Jonas hat drei Schwestern, kühle Schönheiten, blond mit blauengrauen Augen, alle älter als er und unverheiratet, denn wer heiratet schon gerne arm. Das wird einmal auch für ihn gelten, fürchtet er. Die Mutter hat darauf bestanden, dass die Mädchen die Schule besuchen. Sie waren gute Schülerinnen. Seitdem helfen sie am Hof, es gibt genug zu tun. Eine weitere Ausbildung für Mädchen steht nicht zur Diskussion, denn eines Tages wird schon jemand kommen, der sie zur Frau nimmt.

Alle Kinder haben ihr Aussehen vom Vater geerbt,

seine blaugrauen Augen leuchten heute unter silbernem Haar, der einst drahtige Körper ist von der vielen Arbeit abgenutzt. Er soll einmal ein schöner Mann gewesen sein, sagen die Leute.

Ja und die Mutter, Haare schwarz wie Mohn, eine Haut weiß wie Schnee, und stets einen traurigen Blick, traurig wie ihr Leben.

Der Vater hat sie aus einer für die Zeit wohlhabenden jüdischen Handelsfamilie heraus geheiratet, gegen den Willen aller, gegen den Willen seiner lutherischen Kirche. Hinein in eine Mischehe, in der die Mutter versucht hat, alles Jüdische zu vergessen, und in der sie doch mit jedem Kind, das sie gebar, innerlich daran zerbrochen ist, zu wissen, dass es ein lutherisches Kind sein würde. Die Mutter hatte damals keine andere Wahl, der Vater hatte sie geschwängert. Das war und ist der einzige Grund für ihre Verbindung, wissen die Leute, aber nicht die Kinder. 

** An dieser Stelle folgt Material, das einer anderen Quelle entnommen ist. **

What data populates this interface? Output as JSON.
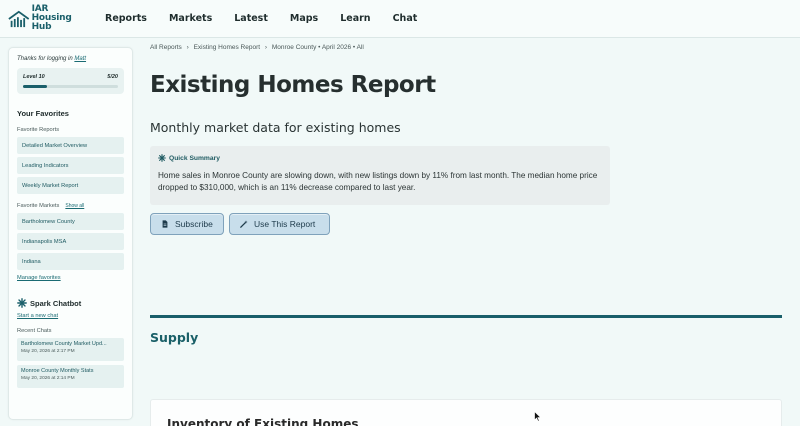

Von den Großeltern weiß Jonas nur sehr wenig. Väterlicherseits sind da keine mehr. Sie haben sich am Hof in einen frühen Tod geschuftet. Beide Großeltern und deren Vorfahren sollen nie etwas anderes als das Dorf gesehen haben. Ja und vor vielen Jahrhunderten sollen sie aus Finnland eingewandert sein, so die Überlieferung. 

Der Großvater und die Großmutter mütterlicherseits leben noch. Jonas kann sich aber nur dunkel an sie erinnern. Sie seien weggezogen, hat die Mutter einmal gesagt, in die große Stadt.

Der Großvater handelt mit allerlei Waren, dafür braucht man das Meer und einen Hafen in der Nähe, das weiß Jonas. Wenn die Kinder fragen, warum man die Großeltern denn nicht öfter besuche, kommt meist die Antwort, weil man dort in der feinen Gesellschaft nicht gerne gesehen sei.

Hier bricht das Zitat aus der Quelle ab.